I will never sell out my integrity unless I am offered something for it.
‘Drinking water successfully’ is out
‘Drinking water and letting it fall out the side of your mouth somehow and then down your chin and also to your shirt and oh god you’re sitting and the pants got hit too’ is in
I told my therapist what you said and she’s gonna call your therapist and you’re in big trouble
This skinny girl just told me she “forgets” to eat? Is that possible? I just licked her face in case it’s contagious.
Conservatives say the problem is Christianity ain’t taught in schools.
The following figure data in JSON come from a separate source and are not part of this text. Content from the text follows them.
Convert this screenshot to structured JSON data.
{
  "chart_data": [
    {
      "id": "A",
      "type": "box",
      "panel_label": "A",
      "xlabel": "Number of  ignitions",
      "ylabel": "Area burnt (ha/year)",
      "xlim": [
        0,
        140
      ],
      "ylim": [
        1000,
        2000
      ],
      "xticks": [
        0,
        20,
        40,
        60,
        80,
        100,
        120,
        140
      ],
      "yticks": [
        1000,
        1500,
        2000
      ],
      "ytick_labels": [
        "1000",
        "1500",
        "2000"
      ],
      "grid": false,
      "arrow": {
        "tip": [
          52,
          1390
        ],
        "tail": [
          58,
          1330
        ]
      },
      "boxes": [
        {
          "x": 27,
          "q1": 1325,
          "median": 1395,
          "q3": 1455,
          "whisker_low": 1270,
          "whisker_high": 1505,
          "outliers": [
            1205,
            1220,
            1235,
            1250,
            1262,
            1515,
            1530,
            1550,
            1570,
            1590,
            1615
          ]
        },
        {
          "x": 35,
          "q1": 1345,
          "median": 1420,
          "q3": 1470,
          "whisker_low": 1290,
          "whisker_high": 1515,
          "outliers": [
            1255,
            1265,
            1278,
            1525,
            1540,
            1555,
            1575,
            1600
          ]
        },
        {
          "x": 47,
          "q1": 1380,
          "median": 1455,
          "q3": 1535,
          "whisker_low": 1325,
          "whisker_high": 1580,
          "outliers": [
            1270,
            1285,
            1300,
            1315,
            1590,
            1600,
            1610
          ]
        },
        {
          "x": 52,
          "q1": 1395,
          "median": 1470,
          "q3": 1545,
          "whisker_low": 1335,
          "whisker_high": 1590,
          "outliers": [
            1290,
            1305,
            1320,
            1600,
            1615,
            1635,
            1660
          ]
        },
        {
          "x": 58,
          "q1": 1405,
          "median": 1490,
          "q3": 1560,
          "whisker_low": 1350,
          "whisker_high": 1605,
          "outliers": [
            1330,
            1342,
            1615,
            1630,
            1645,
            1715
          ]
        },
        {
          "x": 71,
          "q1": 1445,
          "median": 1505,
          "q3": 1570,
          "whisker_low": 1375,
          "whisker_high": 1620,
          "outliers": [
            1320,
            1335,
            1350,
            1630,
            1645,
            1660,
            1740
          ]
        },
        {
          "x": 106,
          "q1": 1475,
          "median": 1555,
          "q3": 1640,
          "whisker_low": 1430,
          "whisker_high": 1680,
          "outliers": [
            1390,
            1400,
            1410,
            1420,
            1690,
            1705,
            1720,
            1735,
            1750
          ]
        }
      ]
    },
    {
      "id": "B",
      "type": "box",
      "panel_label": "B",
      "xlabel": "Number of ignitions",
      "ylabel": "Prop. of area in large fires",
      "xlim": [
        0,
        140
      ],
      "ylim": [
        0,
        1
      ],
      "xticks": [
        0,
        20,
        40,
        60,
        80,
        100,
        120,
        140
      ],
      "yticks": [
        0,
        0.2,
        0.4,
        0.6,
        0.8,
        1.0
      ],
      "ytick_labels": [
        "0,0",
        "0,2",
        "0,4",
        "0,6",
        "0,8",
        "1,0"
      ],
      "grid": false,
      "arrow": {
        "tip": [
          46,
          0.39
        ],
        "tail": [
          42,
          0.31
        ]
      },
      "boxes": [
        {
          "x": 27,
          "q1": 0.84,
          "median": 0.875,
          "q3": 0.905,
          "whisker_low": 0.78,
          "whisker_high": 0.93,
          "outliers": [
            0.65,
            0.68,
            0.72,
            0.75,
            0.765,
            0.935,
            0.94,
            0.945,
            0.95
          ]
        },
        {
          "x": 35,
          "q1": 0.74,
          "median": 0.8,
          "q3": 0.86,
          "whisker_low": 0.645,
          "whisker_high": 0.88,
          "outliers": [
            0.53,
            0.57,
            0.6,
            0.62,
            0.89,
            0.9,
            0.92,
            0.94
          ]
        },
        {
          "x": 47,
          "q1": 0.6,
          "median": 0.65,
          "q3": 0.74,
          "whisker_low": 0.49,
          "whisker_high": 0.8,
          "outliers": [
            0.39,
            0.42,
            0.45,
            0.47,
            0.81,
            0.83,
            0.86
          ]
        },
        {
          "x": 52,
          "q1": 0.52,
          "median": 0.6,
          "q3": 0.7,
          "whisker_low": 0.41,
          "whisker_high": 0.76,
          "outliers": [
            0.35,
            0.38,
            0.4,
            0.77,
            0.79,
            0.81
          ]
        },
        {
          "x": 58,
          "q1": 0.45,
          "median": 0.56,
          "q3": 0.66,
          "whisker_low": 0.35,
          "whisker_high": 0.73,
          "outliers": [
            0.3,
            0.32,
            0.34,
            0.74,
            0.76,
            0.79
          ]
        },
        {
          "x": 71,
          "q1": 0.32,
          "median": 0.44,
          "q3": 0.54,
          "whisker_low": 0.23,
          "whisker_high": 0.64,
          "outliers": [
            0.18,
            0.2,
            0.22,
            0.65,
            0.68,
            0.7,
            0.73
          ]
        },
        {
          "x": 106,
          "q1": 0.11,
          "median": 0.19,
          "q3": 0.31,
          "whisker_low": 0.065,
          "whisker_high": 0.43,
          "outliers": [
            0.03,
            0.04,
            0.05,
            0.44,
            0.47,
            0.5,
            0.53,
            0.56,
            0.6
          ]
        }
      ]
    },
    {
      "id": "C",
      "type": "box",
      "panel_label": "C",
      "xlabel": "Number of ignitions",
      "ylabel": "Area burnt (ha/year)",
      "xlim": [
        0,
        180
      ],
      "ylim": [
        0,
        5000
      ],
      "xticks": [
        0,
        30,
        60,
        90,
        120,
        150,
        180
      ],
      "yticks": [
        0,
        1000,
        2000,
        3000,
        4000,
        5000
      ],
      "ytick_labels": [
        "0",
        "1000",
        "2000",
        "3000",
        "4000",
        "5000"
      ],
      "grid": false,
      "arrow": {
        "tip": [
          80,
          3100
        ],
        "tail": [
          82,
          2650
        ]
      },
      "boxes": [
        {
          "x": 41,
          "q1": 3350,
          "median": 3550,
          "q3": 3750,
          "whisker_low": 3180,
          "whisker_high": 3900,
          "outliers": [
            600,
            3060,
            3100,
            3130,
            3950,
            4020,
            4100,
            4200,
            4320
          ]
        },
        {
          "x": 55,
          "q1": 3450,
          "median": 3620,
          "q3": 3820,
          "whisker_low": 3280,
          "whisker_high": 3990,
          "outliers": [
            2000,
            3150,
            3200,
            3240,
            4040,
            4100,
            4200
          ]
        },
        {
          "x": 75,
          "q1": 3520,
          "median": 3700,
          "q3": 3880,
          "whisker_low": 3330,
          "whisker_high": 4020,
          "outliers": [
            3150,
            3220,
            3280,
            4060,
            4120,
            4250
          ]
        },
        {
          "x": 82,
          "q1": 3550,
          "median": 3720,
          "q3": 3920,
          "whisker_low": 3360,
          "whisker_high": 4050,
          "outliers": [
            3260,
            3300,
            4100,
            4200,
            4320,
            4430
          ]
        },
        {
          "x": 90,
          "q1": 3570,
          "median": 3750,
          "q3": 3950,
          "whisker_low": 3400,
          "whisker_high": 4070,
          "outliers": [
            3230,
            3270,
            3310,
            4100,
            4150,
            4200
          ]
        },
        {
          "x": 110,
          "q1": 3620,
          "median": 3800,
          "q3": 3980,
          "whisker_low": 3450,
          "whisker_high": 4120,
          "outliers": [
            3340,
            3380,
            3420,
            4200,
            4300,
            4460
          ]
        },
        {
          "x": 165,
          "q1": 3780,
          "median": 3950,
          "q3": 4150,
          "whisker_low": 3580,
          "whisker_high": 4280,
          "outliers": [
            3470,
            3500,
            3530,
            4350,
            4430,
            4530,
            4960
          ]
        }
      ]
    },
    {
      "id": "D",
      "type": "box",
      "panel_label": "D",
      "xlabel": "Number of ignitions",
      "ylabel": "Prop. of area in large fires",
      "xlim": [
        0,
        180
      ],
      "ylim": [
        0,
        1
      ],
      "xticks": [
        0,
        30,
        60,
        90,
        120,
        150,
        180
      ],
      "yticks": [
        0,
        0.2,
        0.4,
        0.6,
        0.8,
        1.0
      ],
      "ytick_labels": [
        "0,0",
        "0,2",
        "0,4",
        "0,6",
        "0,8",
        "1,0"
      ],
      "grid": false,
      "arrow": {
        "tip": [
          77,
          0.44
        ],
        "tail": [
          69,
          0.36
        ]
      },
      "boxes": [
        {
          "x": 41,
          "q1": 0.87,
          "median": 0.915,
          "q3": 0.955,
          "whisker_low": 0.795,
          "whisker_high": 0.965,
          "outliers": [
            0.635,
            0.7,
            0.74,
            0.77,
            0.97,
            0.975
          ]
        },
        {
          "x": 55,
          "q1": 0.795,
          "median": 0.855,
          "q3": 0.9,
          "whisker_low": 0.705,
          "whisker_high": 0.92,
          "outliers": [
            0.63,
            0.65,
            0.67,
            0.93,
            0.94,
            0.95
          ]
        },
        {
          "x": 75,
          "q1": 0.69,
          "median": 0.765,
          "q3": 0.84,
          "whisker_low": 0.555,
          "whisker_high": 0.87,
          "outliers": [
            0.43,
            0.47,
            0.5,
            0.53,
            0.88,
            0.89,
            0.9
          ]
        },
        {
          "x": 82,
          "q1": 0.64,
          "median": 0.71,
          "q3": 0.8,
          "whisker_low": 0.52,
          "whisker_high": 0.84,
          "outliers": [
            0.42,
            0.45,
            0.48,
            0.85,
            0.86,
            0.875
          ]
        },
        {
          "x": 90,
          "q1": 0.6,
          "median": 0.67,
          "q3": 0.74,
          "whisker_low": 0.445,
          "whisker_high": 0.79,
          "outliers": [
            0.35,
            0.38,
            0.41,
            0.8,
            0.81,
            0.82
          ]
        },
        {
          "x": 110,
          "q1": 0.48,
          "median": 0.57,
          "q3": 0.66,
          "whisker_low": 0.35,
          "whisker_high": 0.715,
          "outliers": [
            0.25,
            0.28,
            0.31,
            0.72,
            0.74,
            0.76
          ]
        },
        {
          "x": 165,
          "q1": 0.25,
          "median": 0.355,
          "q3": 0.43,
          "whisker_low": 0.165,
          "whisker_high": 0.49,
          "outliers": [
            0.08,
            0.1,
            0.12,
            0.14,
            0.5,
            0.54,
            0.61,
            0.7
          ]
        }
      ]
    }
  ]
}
The real problem is Christianity ain’t taught in church.
Once upon a time, I’d leave my seat early at a concert or sporting event so I could beat the traffic.
Nowadays, it’s probably because I need to beat the queue for the toilet.
Which is worse: that I had to wear a Frozen bandaid cuz all the regular ones were taken or that I spent 5 min. deciding between Anna & Elsa?
My 3 year old cat literally just walked up to me and said, “Mother, it is absolutely shocking how many people on Twitter lie about things their children supposedly do and say.” And he’s right.
Just checked FaceBook.. Apparently there are only 4 more days till the weekend.. I’ll keep you posted if anything changes guys
I am religious. I religiously avoid church.
Who tf be hiding shrimp in their socks?
[using my one prison phone call in 2007] yes, one vote for Sanjaya please
a man on a dating app just asked how he could find out more about me. he’s going to lose his mind when he finds out about questions
*puts baby powder in a crib*
*adds water*
Twitter was down earlier. I tried telling jokes on Grindr but it wasn’t as satisfying
all these baby pumpkins drained of their spice and discarded behind a Starbucks
Why is it called maple syrup instead of “log jam”?
I think the nerdiest part of World War 1 has to be the artillery gunners, furious doing trigonometry in the background
There are two kinds of people in the world, those who can’t parallel park and those who grab a chair and a bowl of popcorn when they see the first group of people try to parallel park
WIFE: you need a haircut
ME: I do not
WIFE: *whistles and a little bird pops up on top of my head, chirping*
ME: shhhh, she just had babies
I should have known my first marriage was doomed from the start when the minister hurried us along because a funeral was coming in.